CHAPITRE XLIII. DE CEUX QUI ARRIVENT EN RETARD A L'OEUVRE DE DIEU OU A LA TABLE
Quand vient l'heure du service divin, on s'empresse d'y accourir au premier signal, abandonnant sur-le-champ toute occupation quelle qu'elle soit. On gardera cependant la gravité, on évitera de donner dans une précipitation grotesque. Rien, dans tous les cas, ne doit passer avant l'Œuvre de Dieu.
Si quelqu'un arrive aux Vigiles nocturnes après le Gloria du psaume quatre-vingt-quatorzième, que pour cette considération nous décidons de chanter au ralenti en prolongeant la mélodie, il ne prendra pas au chœur sa place accoutumée, mais se tiendra au dernier rang, ou à l'écart, en un endroit que l'abbé désignerait pour les négligents de son espèce, en sorte qu'il reste exposé aux regards de l'abbé lui-même et de toute l'assistance. L'Œuvre de Dieu s'achevant, il fera enfin satisfaction par une pénitence publique. La raison pour laquelle nous jugeons bon de reléguer les retardataires au dernier rang ou de les mettre à part et en évidence sous les yeux de tous, c'est que la honte même les porte à s'amender. Car s'ils demeuraient hors de l'oratoire, tel serait tenté de se recoucher et de reprendre un somme, tel autre irait à son gré s'asseoir au dehors, tel encore perdrait son temps à des sornettes, chacun donnant prise à l'esprit malin. Il vaut bien mieux qu'ils entrent au lieu de perdre tout l'office, et quant au reste, qu'ils s'amendent.
Aux Heures du jour, celui qui arriverait à l'Œuvre de Dieu après le verset, éventuellement après le Gloria du premier psaume qui aux Matines suit le verset, se placera en retrait du chœur, selon la règle établie ci-dessus ; et qu'il n'ait pas la présomption de prendre une part active à la psalmodie tant qu'il n'aura fait satisfaction, à moins peut-être que l'abbé ne l'y autorise par une exemption provisoire, et à la condition qu'il accomplisse ensuite sa pénitence.
Pour ce qui concerne le réfectoire, celui qui n'arrivera pas avant le verset, car il convient que tous soient réunis pour ce verset et la prière qu'il introduit, puis se mettent à table tous ensemble, celui donc qui par sa nonchalance ou par mauvaise habitude n'arrivera pas à temps, sera d'abord repris jusqu'à deux fois : si cet avertissement réitéré ne suffit pas à le corriger, on lui refusera de participer à la table commune : il mangera seul, séparé de la compagnie de ses frères, et il sera privé de sa portion de vin, jusqu'à ce qu'il ait fait satisfaction et se soit amendé.

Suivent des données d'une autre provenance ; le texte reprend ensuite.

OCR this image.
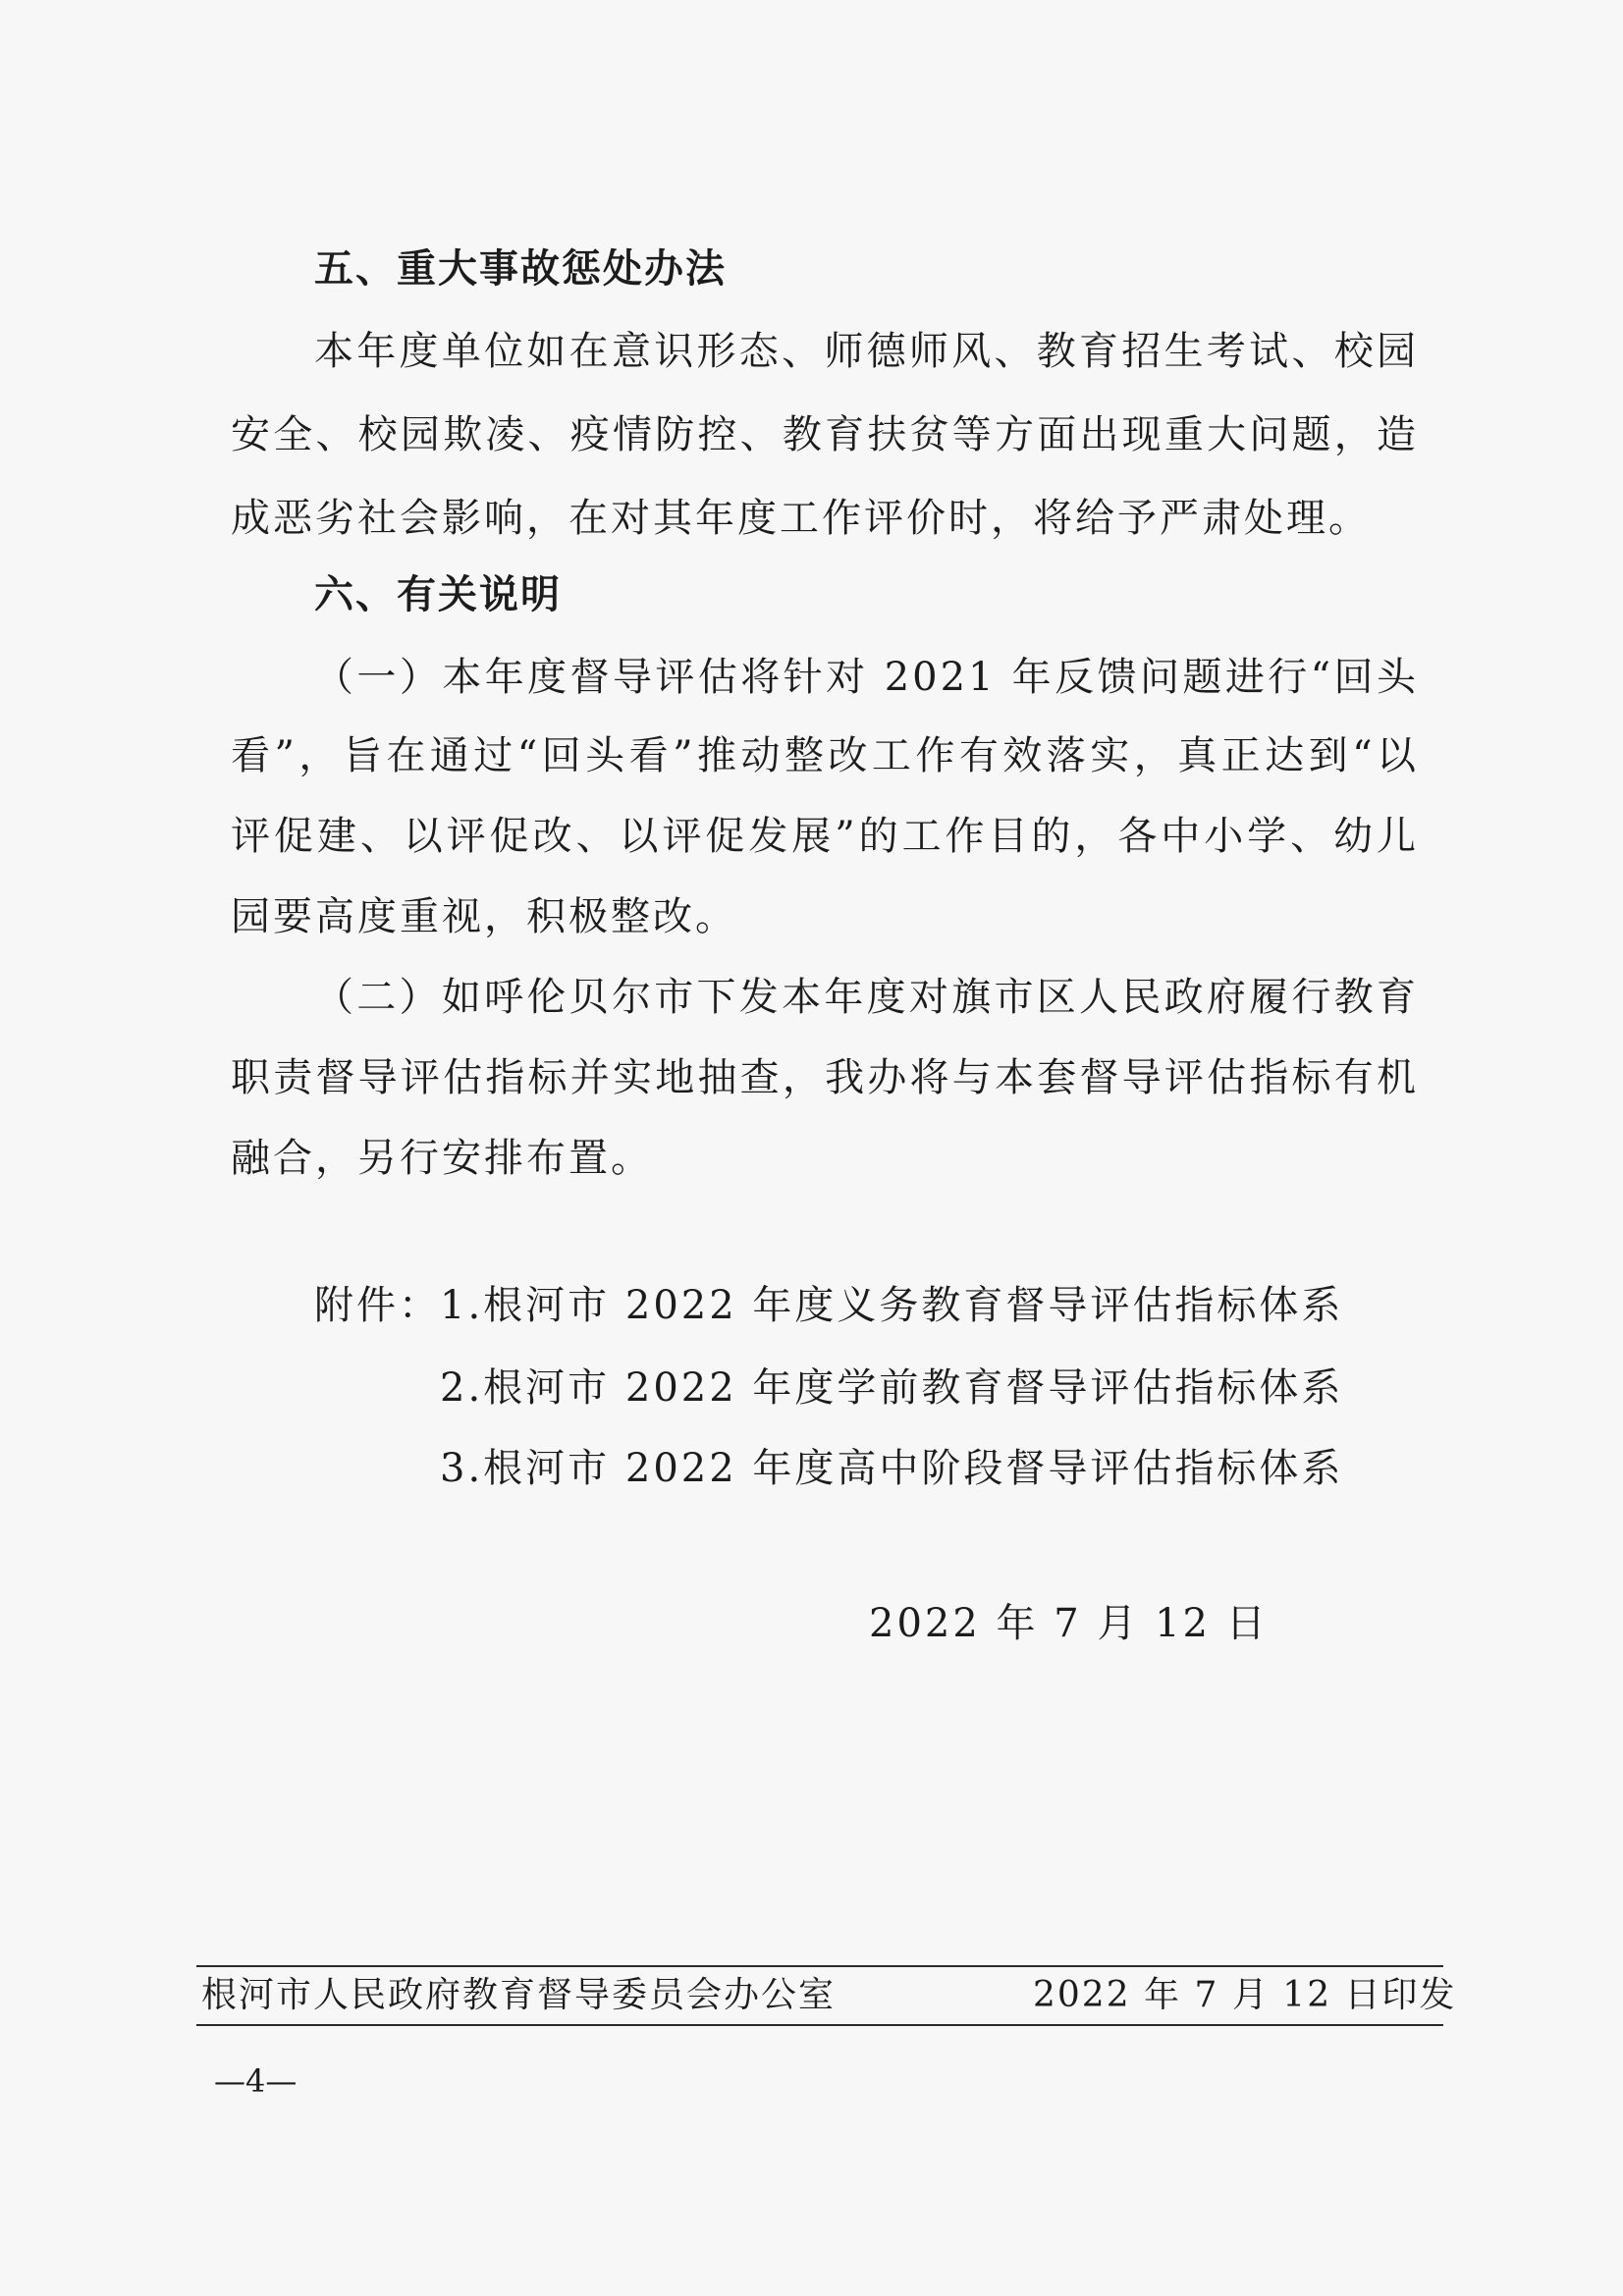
五、重大事故惩处办法
本年度单位如在意识形态、师德师风、教育招生考试、校园
安全、校园欺凌、疫情防控、教育扶贫等方面出现重大问题，造
成恶劣社会影响，在对其年度工作评价时，将给予严肃处理。
六、有关说明
（一）本年度督导评估将针对 2021 年反馈问题进行“回头
看”，旨在通过“回头看”推动整改工作有效落实，真正达到“以
评促建、以评促改、以评促发展”的工作目的，各中小学、幼儿
园要高度重视，积极整改。
（二）如呼伦贝尔市下发本年度对旗市区人民政府履行教育
职责督导评估指标并实地抽查，我办将与本套督导评估指标有机
融合，另行安排布置。
附件： 1.根河市 2022 年度义务教育督导评估指标体系
2.根河市 2022 年度学前教育督导评估指标体系
3.根河市 2022 年度高中阶段督导评估指标体系
2022 年 7 月 12 日
根河市人民政府教育督导委员会办公室	2022 年 7 月 12 日印发
—4—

On infligera la même peine à celui qui s'absenterait du verset que l'on chante après le repas.
Personne ne peut de son propre chef se procurer nourriture ou boisson à toute heure, pas plus après qu'avant l'heure fixée. Mais quand le supérieur lui-même offre une exception à un frère et que celui-ci dédaigne de l'accepter si ce dernier vient à réclamer la chose refusée naguère ou quelque autre faveur, il ne se la verra pas accorder, avant qu'il n'ait fait amende honorable.